Além disso, segundo o Mídia Ninja, o advogado Cláudio Gastão da Rosa Filho será oficiado pela Ordem dos Advogados do Brasil (OAB) de Santa Catarina para que “preste os esclarecimentos preliminares” sobre o julgamento. 

Através de suas redes sociais, Gilmar Mendes, ministro do Supremo Tribunal Federal (STF), condenou a audiência, classificando as cenas como “estarrecedoras” e ressaltou que a Justiça não deve ser instrumento de “tortura e humilhação”. 

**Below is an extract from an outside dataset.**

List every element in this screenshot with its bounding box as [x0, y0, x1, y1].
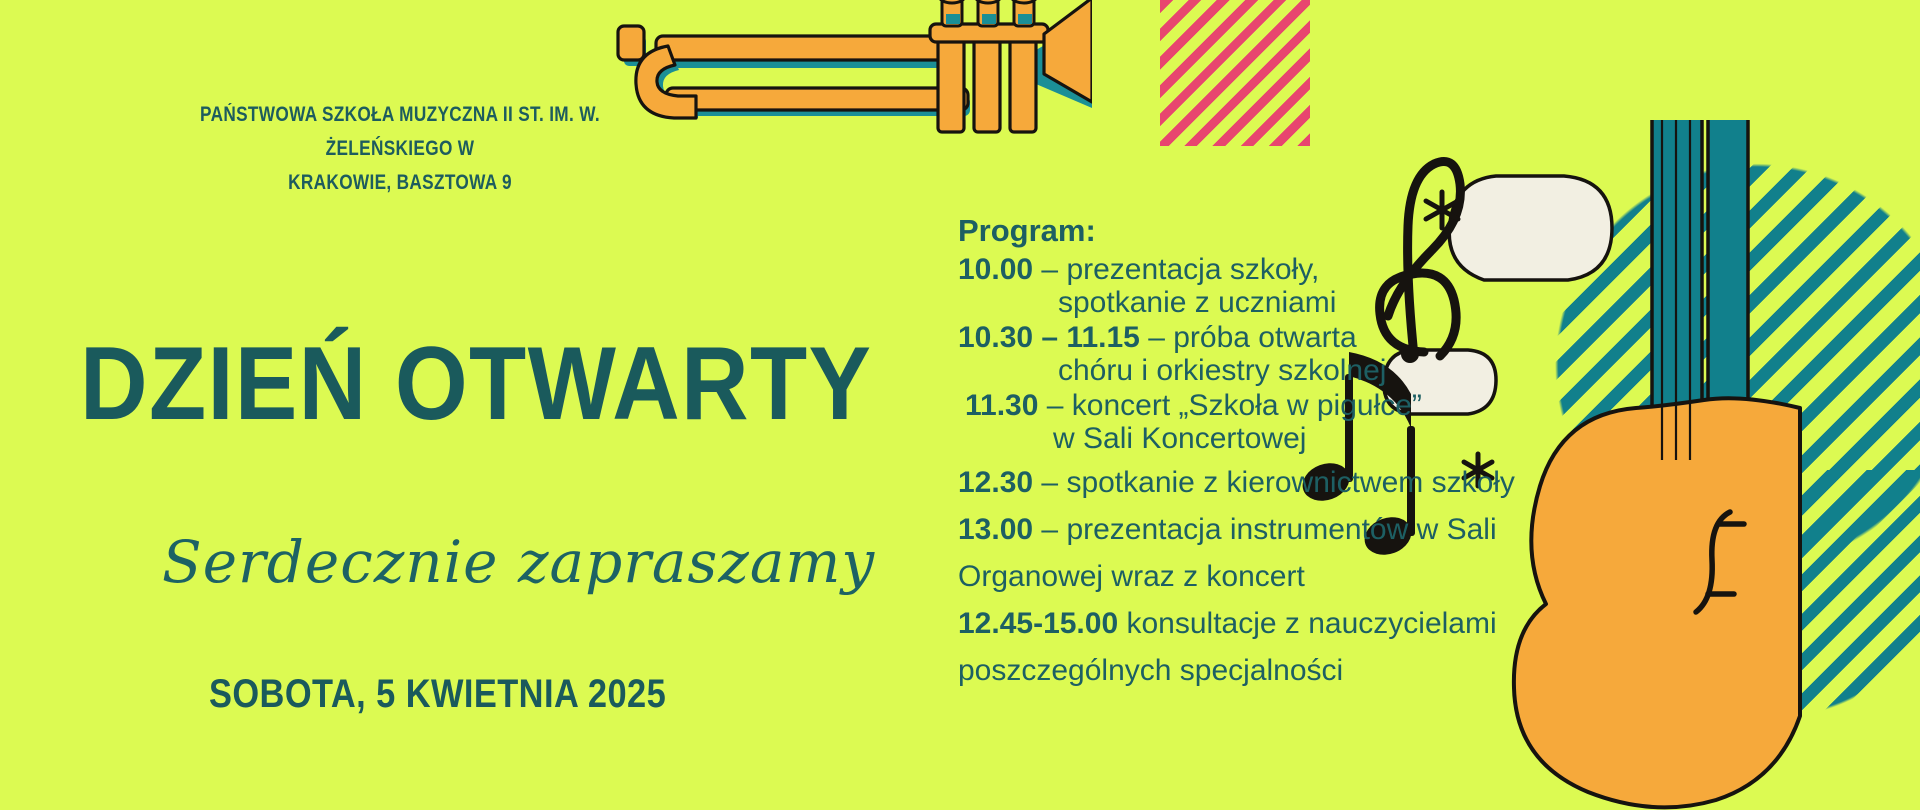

Deixamos registrado aqui também o posicionamento da equipe do Mercadizar.com, 90% formada por mulheres. O caso de Mariana Ferrer nos relembrou que não existe lugar seguro e nem justiça por nós, mulheres. Num sistema fundado em leis feitas por homens e para homens, nós não temos vez. 

O Brasil registra um estupro a cada oito minutos. Casos como este são mais comuns do que imaginamos. Eles se escondem nas delegacias, nos tribunais, são silenciados e abafados. Quando denunciamos, encaramos a deslegitimação, os questionamentos “mas o que ela estava vestindo?”, “o que ela fez?”, como se a violência fosse um castigo, uma punição. A todo momento somos caladas, interrompidas e questionadas. A pergunta que fica é: até quando?